The behavior is inconsistent, with failures occurring randomly across backup threads.
Cause
During failure scenarios, the private key received from the Avamar server is invalid. As a result, the OpenSSL function SSL_CTX_use_PrivateKey_file() fails.

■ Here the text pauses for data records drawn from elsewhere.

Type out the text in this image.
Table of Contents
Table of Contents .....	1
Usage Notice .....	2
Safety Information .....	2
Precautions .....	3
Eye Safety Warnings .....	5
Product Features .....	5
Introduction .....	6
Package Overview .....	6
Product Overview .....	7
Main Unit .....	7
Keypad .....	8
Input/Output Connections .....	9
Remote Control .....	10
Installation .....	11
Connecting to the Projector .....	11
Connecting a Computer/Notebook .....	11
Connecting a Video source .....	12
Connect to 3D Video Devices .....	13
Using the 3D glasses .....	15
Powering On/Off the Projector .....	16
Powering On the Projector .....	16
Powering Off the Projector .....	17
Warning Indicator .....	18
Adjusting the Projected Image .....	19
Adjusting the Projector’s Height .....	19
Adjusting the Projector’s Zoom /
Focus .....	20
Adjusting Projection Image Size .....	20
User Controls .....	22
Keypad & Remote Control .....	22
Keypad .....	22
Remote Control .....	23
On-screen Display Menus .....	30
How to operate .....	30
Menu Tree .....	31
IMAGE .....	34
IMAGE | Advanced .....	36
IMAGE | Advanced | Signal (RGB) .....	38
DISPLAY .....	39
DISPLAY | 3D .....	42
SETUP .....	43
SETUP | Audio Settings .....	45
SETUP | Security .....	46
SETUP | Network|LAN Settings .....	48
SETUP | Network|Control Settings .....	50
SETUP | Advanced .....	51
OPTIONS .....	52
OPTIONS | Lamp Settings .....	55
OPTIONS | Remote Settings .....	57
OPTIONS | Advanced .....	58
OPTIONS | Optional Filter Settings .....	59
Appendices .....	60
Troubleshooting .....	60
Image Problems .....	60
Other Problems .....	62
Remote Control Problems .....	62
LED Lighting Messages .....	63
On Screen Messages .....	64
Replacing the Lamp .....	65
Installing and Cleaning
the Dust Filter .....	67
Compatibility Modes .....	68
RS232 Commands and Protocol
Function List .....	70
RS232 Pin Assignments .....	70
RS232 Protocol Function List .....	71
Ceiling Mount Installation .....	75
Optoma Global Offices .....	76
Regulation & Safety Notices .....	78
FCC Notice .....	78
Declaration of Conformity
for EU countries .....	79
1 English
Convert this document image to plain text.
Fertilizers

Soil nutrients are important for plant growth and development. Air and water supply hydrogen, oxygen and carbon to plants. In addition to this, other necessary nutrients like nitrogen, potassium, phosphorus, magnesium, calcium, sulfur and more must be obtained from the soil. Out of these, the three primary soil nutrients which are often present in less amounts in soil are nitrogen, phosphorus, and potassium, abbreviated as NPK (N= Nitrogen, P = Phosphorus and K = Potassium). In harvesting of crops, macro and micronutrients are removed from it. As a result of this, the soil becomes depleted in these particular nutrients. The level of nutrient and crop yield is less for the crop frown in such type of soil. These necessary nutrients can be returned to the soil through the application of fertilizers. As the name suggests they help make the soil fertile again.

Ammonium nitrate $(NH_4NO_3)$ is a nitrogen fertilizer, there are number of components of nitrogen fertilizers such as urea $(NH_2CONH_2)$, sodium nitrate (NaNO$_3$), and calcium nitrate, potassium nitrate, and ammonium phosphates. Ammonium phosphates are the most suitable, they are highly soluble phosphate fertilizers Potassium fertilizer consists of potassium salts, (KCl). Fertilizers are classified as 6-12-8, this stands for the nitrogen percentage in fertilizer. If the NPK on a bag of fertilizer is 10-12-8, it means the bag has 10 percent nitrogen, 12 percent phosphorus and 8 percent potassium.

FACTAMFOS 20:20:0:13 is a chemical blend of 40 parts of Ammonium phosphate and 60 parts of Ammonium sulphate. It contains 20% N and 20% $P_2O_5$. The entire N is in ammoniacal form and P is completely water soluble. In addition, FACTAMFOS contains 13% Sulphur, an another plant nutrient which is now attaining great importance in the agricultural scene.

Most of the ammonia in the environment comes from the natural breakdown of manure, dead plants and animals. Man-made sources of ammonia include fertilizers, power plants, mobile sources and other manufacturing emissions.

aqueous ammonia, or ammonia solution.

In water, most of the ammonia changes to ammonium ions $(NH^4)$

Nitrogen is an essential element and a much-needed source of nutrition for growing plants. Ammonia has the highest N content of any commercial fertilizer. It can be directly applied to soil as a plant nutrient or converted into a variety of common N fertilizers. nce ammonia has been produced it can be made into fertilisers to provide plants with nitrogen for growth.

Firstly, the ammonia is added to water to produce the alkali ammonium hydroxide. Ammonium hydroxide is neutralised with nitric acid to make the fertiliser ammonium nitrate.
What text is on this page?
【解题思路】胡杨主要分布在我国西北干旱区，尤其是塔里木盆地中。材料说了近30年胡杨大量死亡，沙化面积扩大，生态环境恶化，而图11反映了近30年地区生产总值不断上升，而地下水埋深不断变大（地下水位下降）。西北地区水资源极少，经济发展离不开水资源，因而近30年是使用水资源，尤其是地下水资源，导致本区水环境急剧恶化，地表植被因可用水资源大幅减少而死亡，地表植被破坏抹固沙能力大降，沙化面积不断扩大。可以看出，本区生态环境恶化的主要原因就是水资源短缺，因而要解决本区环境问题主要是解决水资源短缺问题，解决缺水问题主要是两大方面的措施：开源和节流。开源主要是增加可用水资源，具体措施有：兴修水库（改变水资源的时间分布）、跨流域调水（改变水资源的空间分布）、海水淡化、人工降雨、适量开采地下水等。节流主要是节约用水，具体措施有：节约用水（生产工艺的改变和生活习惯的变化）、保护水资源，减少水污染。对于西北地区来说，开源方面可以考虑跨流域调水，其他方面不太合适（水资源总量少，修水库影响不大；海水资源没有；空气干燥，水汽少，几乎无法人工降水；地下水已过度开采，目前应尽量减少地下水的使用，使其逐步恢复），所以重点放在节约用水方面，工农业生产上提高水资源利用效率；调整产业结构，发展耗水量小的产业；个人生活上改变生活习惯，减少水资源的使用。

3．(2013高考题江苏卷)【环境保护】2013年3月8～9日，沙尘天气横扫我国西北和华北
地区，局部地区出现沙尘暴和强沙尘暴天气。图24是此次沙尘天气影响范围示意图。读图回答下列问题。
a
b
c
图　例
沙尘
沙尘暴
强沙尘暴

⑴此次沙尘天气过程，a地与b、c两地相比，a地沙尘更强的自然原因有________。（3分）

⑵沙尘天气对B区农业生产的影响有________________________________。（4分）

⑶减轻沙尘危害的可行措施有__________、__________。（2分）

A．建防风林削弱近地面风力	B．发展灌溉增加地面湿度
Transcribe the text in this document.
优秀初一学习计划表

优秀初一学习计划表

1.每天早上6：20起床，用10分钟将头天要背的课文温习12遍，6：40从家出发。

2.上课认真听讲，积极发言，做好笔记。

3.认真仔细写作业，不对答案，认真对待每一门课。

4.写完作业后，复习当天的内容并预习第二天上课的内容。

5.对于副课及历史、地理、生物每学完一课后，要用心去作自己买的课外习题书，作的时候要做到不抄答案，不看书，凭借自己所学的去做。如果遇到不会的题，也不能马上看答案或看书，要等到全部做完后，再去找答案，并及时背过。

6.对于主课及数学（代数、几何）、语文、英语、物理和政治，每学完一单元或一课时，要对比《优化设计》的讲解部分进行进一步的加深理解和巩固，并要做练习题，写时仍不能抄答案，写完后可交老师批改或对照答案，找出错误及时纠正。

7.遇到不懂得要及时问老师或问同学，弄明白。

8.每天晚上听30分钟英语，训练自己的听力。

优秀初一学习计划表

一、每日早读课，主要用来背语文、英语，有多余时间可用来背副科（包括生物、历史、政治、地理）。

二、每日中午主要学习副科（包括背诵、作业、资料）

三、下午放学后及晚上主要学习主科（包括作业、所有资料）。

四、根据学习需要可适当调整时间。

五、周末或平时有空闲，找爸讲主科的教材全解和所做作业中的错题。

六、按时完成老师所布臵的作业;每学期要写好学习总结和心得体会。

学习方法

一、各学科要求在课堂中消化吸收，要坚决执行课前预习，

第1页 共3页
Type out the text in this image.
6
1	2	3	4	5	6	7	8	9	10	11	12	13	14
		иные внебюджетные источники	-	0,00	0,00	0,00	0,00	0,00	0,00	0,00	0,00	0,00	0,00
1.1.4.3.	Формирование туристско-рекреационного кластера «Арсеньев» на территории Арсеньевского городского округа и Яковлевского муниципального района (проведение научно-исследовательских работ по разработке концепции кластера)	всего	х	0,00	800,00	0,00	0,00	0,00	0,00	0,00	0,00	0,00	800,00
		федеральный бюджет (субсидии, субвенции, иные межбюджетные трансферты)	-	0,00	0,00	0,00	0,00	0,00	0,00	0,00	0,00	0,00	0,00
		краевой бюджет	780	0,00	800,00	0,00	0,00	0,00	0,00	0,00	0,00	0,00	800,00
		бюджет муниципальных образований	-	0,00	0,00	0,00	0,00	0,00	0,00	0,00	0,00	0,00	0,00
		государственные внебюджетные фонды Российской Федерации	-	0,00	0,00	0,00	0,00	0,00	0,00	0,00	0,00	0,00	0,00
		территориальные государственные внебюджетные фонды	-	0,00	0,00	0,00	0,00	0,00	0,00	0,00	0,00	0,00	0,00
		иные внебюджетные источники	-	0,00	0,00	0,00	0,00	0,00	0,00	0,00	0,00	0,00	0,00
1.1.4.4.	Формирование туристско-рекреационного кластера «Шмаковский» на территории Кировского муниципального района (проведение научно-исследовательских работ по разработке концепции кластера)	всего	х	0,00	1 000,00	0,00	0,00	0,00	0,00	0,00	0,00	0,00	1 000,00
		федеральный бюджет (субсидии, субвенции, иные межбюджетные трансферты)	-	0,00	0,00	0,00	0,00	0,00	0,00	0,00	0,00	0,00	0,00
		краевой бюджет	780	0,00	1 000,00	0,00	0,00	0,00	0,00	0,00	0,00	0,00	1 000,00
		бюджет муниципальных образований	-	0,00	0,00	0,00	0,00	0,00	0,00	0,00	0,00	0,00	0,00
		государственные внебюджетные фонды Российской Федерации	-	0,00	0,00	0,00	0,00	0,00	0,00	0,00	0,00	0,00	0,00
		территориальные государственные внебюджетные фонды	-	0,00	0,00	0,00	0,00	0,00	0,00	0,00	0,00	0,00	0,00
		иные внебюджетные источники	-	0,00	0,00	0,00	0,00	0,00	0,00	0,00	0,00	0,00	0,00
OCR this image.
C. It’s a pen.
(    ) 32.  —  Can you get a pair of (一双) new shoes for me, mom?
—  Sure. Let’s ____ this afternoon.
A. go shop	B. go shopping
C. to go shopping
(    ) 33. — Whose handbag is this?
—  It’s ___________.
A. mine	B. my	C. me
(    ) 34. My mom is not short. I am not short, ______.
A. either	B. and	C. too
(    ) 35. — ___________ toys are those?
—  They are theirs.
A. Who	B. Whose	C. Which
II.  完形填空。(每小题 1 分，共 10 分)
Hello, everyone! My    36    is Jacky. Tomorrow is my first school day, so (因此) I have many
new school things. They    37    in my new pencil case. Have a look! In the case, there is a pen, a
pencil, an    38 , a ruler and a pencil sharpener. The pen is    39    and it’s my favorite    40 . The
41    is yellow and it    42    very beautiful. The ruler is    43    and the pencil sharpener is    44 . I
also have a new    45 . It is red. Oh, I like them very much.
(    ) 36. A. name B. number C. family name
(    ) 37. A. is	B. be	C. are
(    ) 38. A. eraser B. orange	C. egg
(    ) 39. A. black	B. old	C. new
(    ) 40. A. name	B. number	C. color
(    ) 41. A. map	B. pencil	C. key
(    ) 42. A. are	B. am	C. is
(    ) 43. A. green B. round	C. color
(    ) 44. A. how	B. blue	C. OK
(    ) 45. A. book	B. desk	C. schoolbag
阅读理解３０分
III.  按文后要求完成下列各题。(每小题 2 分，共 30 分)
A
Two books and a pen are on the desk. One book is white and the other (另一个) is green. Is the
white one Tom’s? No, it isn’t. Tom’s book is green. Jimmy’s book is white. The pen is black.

The Avamar client agent selects the first reachable host address, which may be the IPv6 loopback address (::1) because it is included in the hostname list. Although the client sends an IPv6 address to the Management Console (MC), the MC stores only the IPv4 address. This address mismatch causes SSL certificate validation failures.
Resolution
Add the following flags in avagent.cmd on the impacted client and restart avagent to circumvent this issue:
--ipupdateinterval=43200 (Number of minutes between IP address update) --addr-family=4 (Force to use IPv4) --netbind=10.x.x.x (Force association with this network address rather than OS autoselection)
Parameter descriptions:
--ipupdateintervalspecifies the interval (in minutes) for updating the client IP address.--addr-family=4forces the client to use IPv4.--netbindbinds the agent to a specific IPv4 address instead of automatic OS selection.
After applying the changes, restart the Avamar agent and rerun the backup.
Permanent Fix
This issue has been addressed in V19.8. The code changes have been made to ignore the localhost paging address.